Ist ein Arztbesuch während der Arbeitszeit erlaubt?

Krankheit kann jeden treffen. Nicht immer ist es aber so schlimm, dass gleich Arbeitsunfähigkeit eintritt. Auch Nachsorge oder Routinekontrollen erfordern Arztbesuche. Meist sind die Termine in den Praxen jedoch knapp. Nur selten wird auf die besonderen Wünsche von Patienten eingegangen, besonders bei speziellen Fachärzten. Arbeitnehmer stehen dann vor der Frage, ob ein Arzttermin auch während der Arbeitszeit wahrgenommen werden kann.

Muss mich mein Arbeitgeber zum Arztbesuchs freistellen?

Grundsätzlich nein! Eine generelle Pflicht, Arbeitnehmer bei voller Bezahlung für einen Arztbesuch freizustellen, besteht für Arbeitgeber nicht. Die Mitarbeiter müssen Arztbesuche - wenn sie nicht arbeitsunfähig sind - in ihrer Freizeit organisieren, also vor Arbeitsbeginn oder nach Feierabend. Allerdings keine Regel ohne Ausnahme: In folgenden Fällen muss der Arbeitgeber den Arztbesuch während der Arbeitszeit ermöglichen.

Notwendigkeit des Arztbesuchs

In einem grundlegenden Urteil hat das Bundesarbeitsgericht entschieden, dass ein notwendiger Arztbesuch in der bezahlten Arbeitszeit durchgeführt werden darf. Dabei stellt es auf die medizinische und gesundheitliche Dringlichkeit der Untersuchung bzw. Behandlung ab. Klar ist, dass der Arztbesuch erfolgen darf, wenn Krankschreibung zu erwarten ist, weil dann bereits Arbeitsunfähigkeit vorliegt. Auch zur Vermeidung einer solchen - etwa bei einer fiebrigen Infekten - ist der Arbeitnehmer freizustellen. Denn die Untersuchung ist dringlich, um ein Ausweiten der Erkrankung zu verhindern.

Liegt jedoch ein weniger dringendes Problem vor, das keine sofortigen ärztlichen Maßnahmen erfordert, muss ein Termin außerhalb der Arbeitszeit gesucht werden.

Keine Termine frei

Oftmals ist es für Patienten sehr schwierig, zeitnah einen Wunschtermin beim Arzt zu bekommen. Ist der Arzt nicht bereit oder in der Lage, einen Arbeitgeber außerhalb dessen Arbeitszeit zu behandeln, darf er auch dann von seinem Arbeitgeber Freistellung verlangen. Denn das Bundesarbeitsgericht hält einen Arztbesuch bereits für notwendig, wenn der Arzt seinen Patienten zu einem bestimmten Termin einbestellt und ihm bei Wünschen auf Verlegung nicht entgegenkommen kann oder will.
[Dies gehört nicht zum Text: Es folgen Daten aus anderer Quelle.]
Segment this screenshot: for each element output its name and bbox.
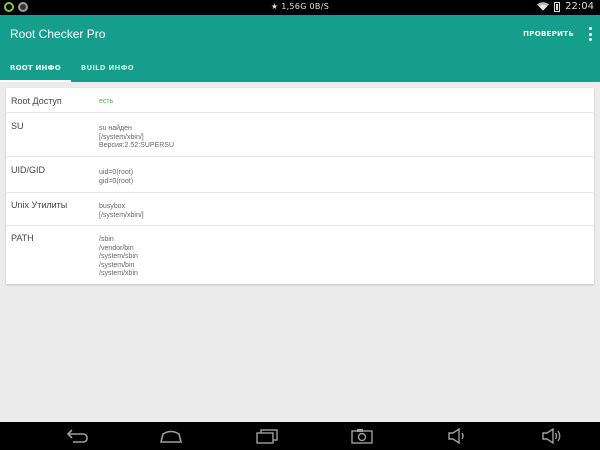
row-value: /sbin /vendor/bin /system/sbin /system/b… <box>99 233 138 284</box>
info-row-uid-gid: UID/GID uid=0(root) gid=0(root) <box>6 157 594 193</box>
app-bar: Root Checker Pro ПРОВЕРИТЬ ROOT ИНФО BUI… <box>0 15 600 82</box>
status-center-text: ★ 1,56G 0B/S <box>270 2 330 11</box>
screenshot-icon[interactable] <box>351 428 373 444</box>
row-value-line: /system/xbin <box>99 270 138 277</box>
row-value: uid=0(root) gid=0(root) <box>99 165 133 192</box>
battery-icon <box>554 1 561 12</box>
row-value: есть <box>99 98 114 105</box>
row-value-line: /sbin <box>99 236 114 243</box>
row-value-line: gid=0(root) <box>99 177 134 185</box>
overflow-menu-icon[interactable] <box>588 27 592 41</box>
row-value-line: busybox <box>99 203 126 210</box>
row-key: Root Доступ <box>11 96 62 106</box>
row-key: PATH <box>11 233 34 243</box>
row-value: busybox [/system/xbin/] <box>99 200 144 225</box>
info-row-path: PATH /sbin /vendor/bin /system/sbin /sys… <box>6 226 594 284</box>
row-value-line: /system/sbin <box>99 253 138 260</box>
recents-icon[interactable] <box>255 428 279 444</box>
status-right: 22:04 <box>537 1 594 12</box>
row-value-line: /system/bin <box>99 261 135 269</box>
row-value-line: uid=0(root) <box>99 169 134 176</box>
volume-up-icon[interactable] <box>541 428 563 444</box>
row-value-line: [/system/xbin/] <box>99 211 144 219</box>
row-value-line: Версия:2.52:SUPERSU <box>99 142 175 149</box>
tab-root-info[interactable]: ROOT ИНФО <box>0 59 71 82</box>
home-icon[interactable] <box>159 428 183 444</box>
row-value-line: su найден <box>99 125 132 132</box>
row-key: SU <box>11 121 24 131</box>
status-bar: ★ 1,56G 0B/S 22:04 <box>0 0 600 15</box>
tab-bar: ROOT ИНФО BUILD ИНФО <box>0 59 144 82</box>
info-row-unix-utils: Unix Утилиты busybox [/system/xbin/] <box>6 193 594 226</box>
verify-button[interactable]: ПРОВЕРИТЬ <box>523 30 574 38</box>
row-key: UID/GID <box>11 165 46 175</box>
back-icon[interactable] <box>65 428 89 444</box>
root-info-card: Root Доступ есть SU su найден [/system/x… <box>6 88 594 284</box>
status-time: 22:04 <box>565 1 594 12</box>
app-title: Root Checker Pro <box>10 27 106 41</box>
row-key: Unix Утилиты <box>11 200 68 210</box>
row-value: su найден [/system/xbin/] Версия:2.52:SU… <box>99 121 174 156</box>
row-value-line: [/system/xbin/] <box>99 133 144 141</box>
navigation-bar <box>0 422 600 450</box>
tab-build-info[interactable]: BUILD ИНФО <box>71 59 144 82</box>
row-value-line: /vendor/bin <box>99 244 134 252</box>
wifi-icon <box>537 2 550 11</box>
volume-down-icon[interactable] <box>447 428 467 444</box>
info-row-su: SU su найден [/system/xbin/] Версия:2.52… <box>6 113 594 157</box>
info-row-root-access: Root Доступ есть <box>6 88 594 113</box>
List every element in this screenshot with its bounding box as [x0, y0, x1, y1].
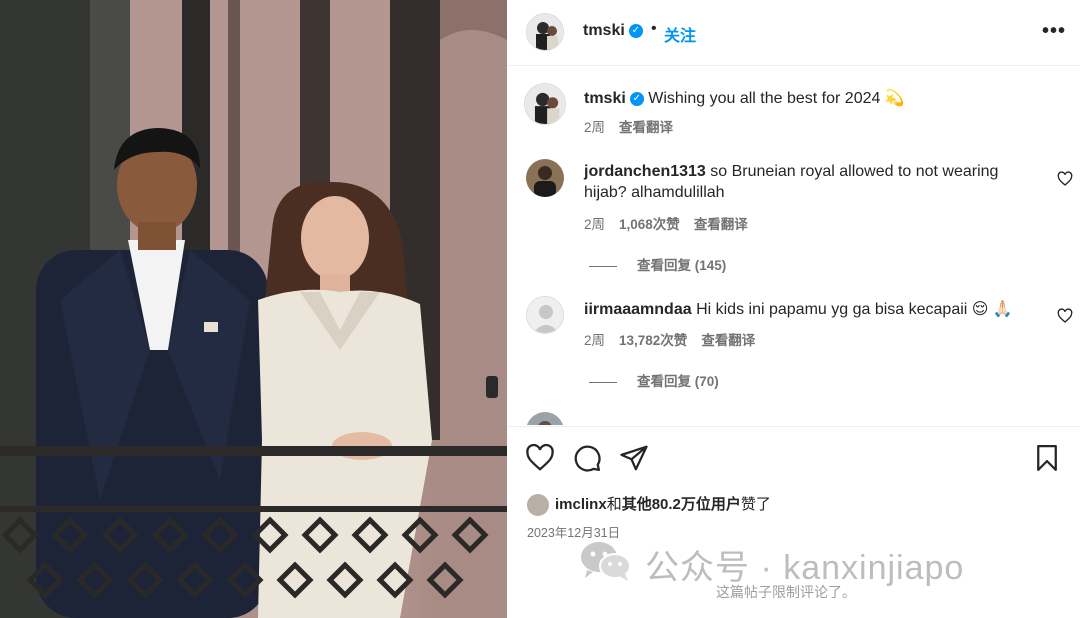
- comment-translate-link[interactable]: 查看翻译: [694, 217, 748, 232]
- heart-icon[interactable]: [1057, 308, 1073, 324]
- comment-avatar[interactable]: [526, 159, 564, 197]
- bookmark-icon[interactable]: [1032, 443, 1062, 473]
- comment-username[interactable]: jordanchen1313: [584, 163, 706, 180]
- post-photo: [0, 0, 507, 618]
- caption-avatar[interactable]: [524, 83, 566, 125]
- wechat-logo-icon: [581, 542, 631, 581]
- view-replies-button[interactable]: 查看回复 (70): [589, 370, 719, 390]
- comments-closed-notice: 这篇帖子限制评论了。: [716, 584, 856, 600]
- comment-text-block: jordanchen1313 so Bruneian royal allowed…: [584, 161, 1024, 203]
- comment-time: 2周: [584, 217, 606, 232]
- view-replies-button[interactable]: 查看回复 (145): [589, 254, 726, 274]
- caption-time: 2周: [584, 120, 606, 135]
- view-replies-label[interactable]: 查看回复 (70): [637, 374, 719, 389]
- comments-scroll-area[interactable]: tmski ✓ Wishing you all the best for 2024…: [507, 67, 1080, 425]
- comment-meta: 2周 1,068次赞 查看翻译: [584, 213, 748, 233]
- caption: tmski ✓ Wishing you all the best for 2024…: [584, 88, 905, 108]
- comment-avatar[interactable]: [526, 296, 564, 334]
- post-date[interactable]: 2023年12月31日: [527, 522, 620, 541]
- author-avatar[interactable]: [526, 13, 564, 51]
- comment-text-block: iirmaaamndaa Hi kids ini papamu yg ga bi…: [584, 299, 1024, 320]
- caption-translate-link[interactable]: 查看翻译: [619, 120, 673, 135]
- post-photo-illustration: [0, 0, 507, 618]
- verified-icon: ✓: [629, 91, 644, 106]
- header-separator: •: [651, 20, 657, 37]
- follow-button[interactable]: 关注: [664, 22, 696, 46]
- likes-others[interactable]: 其他80.2万位用户: [622, 496, 741, 513]
- comment-username[interactable]: iirmaaamndaa: [584, 301, 692, 318]
- author-username[interactable]: tmski ✓: [583, 22, 643, 40]
- more-options-icon[interactable]: •••: [1040, 18, 1068, 46]
- author-username-text[interactable]: tmski: [583, 22, 625, 39]
- comment-icon[interactable]: [572, 443, 602, 473]
- likes-suffix: 赞了: [740, 496, 771, 513]
- likes-summary[interactable]: imclinx和其他80.2万位用户赞了: [527, 493, 771, 517]
- heart-icon[interactable]: [525, 443, 555, 473]
- replies-line: [589, 265, 617, 267]
- share-icon[interactable]: [619, 443, 649, 473]
- likes-joiner: 和: [606, 496, 622, 513]
- caption-meta: 2周 查看翻译: [584, 116, 673, 136]
- heart-icon[interactable]: [1057, 171, 1073, 187]
- post-header: tmski ✓ • 关注 •••: [507, 0, 1080, 66]
- comment-body: Hi kids ini papamu yg ga bisa kecapaii 😌…: [696, 301, 1013, 318]
- post-actions-bar: [507, 426, 1080, 486]
- caption-username[interactable]: tmski: [584, 90, 626, 107]
- post-details-panel: tmski ✓ • 关注 ••• tmski ✓ Wishing you all t…: [507, 0, 1080, 618]
- view-replies-label[interactable]: 查看回复 (145): [637, 258, 726, 273]
- comment-likes[interactable]: 13,782次赞: [619, 333, 687, 348]
- liker-avatar[interactable]: [527, 494, 549, 517]
- comment-translate-link[interactable]: 查看翻译: [701, 333, 755, 348]
- replies-line: [589, 381, 617, 383]
- verified-icon: ✓: [628, 23, 643, 38]
- watermark: 公众号 · kanxinjiapo: [579, 540, 1079, 587]
- comment-time: 2周: [584, 333, 606, 348]
- comment-meta: 2周 13,782次赞 查看翻译: [584, 329, 755, 349]
- comment-avatar[interactable]: [526, 412, 564, 425]
- liker-username[interactable]: imclinx: [555, 496, 607, 513]
- caption-text: Wishing you all the best for 2024 💫: [648, 90, 905, 107]
- comment-likes[interactable]: 1,068次赞: [619, 217, 680, 232]
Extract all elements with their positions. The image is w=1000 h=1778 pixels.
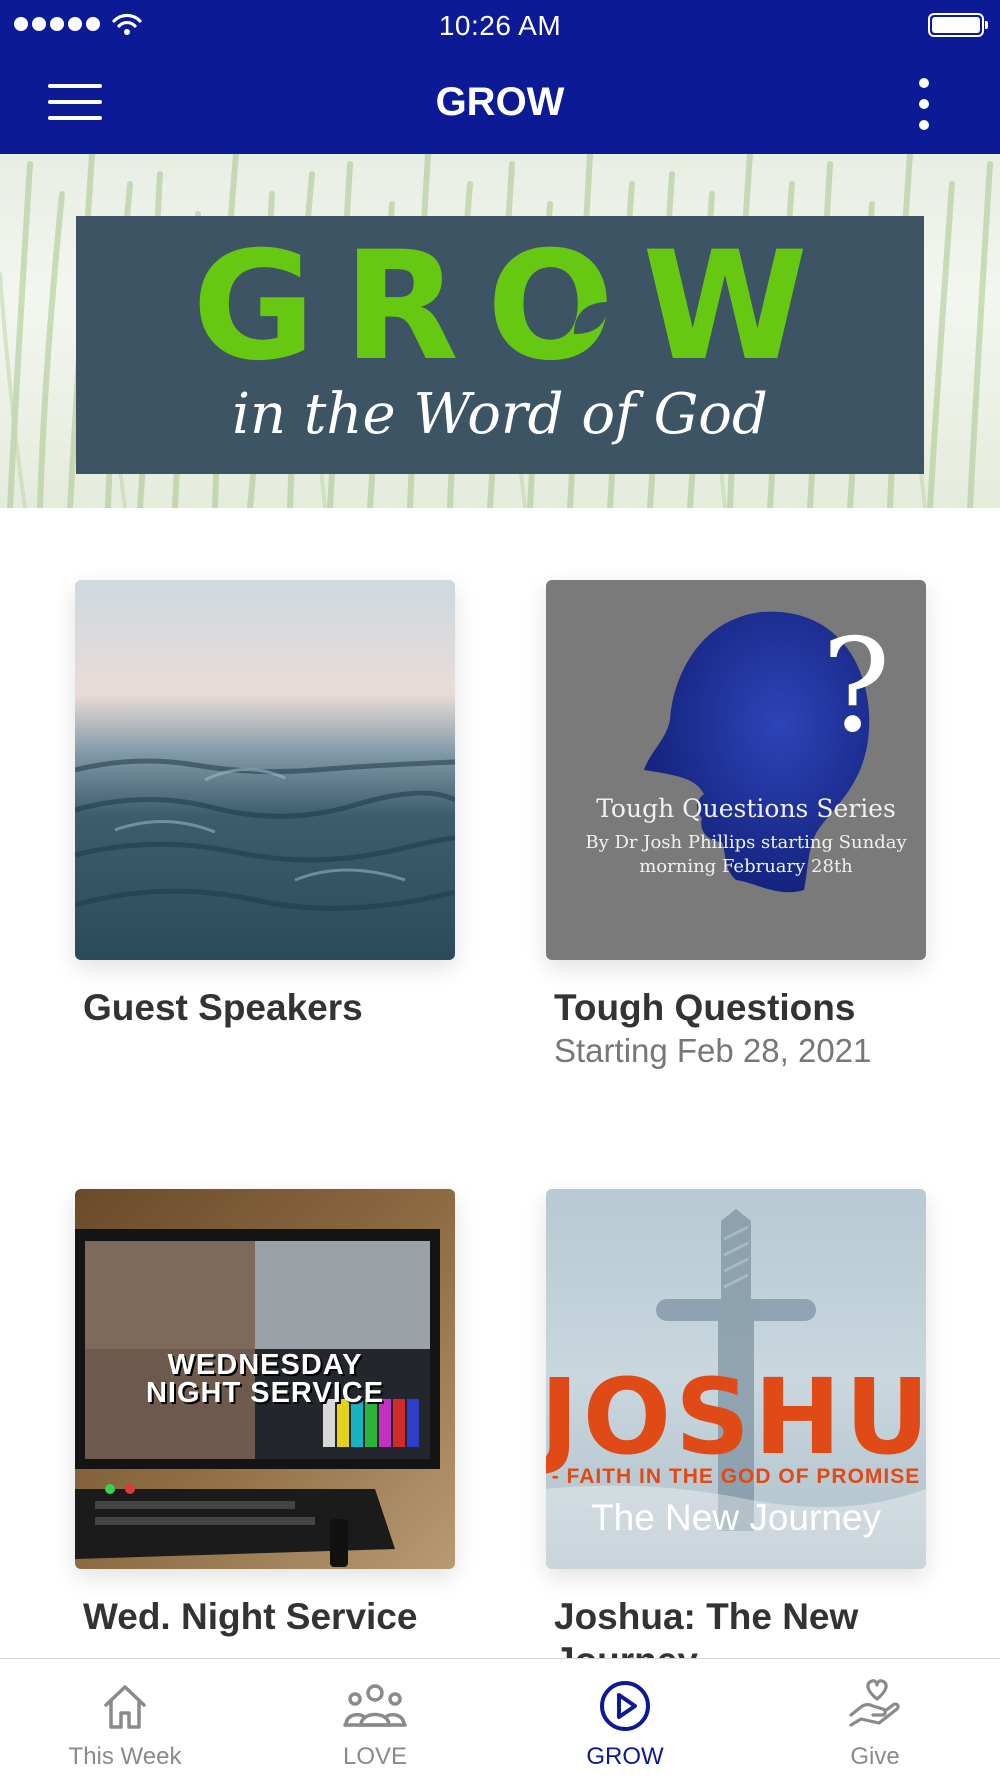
card-title: Wed. Night Service [83,1596,418,1637]
card-title: Joshua: The New Journey [554,1596,859,1658]
card-subtitle: Starting Feb 28, 2021 [554,1032,872,1069]
tab-label: This Week [68,1743,182,1770]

Im Streitfall wird man dies dem Arbeitgeber allerdings nachweisen müssen. Der Arbeitgeber muss sich dabei auch nicht auf die Möglichkeit eines Arztwechsels verweisen lassen, um günstigere Termine zu bekommen. Die freie Arztwahl ist ein wichtiges Rechtsgut und überwiegt auch ein berechtigtes Interesse des Arbeitgebers an der unterbrechungslosen Arbeitsleistung.

Vorsorgeuntersuchungen

Sollen lediglich vorsorgende Untersuchungen stattfinden wie beispielsweise routinemäßige Zahnarztbesuche, liegt keine medizinische Notwendigkeit für eine unmittelbare Behandlung vor. Der Arbeitnehmer muss diese in seine Freizeit legen. Dabei ist ihm auch zuzumuten, dass es eventuell zu längeren Wartezeiten kommt.

Flexible Arbeitszeiten


Bestehen nach dem Arbeitsvertrag Gleitzeitregelungen oder ist der Arbeitnehmer lediglich teilzeitbeschäftigt, hat er größere terminliche Freiräume, um seine Arztbesuche zu organisieren.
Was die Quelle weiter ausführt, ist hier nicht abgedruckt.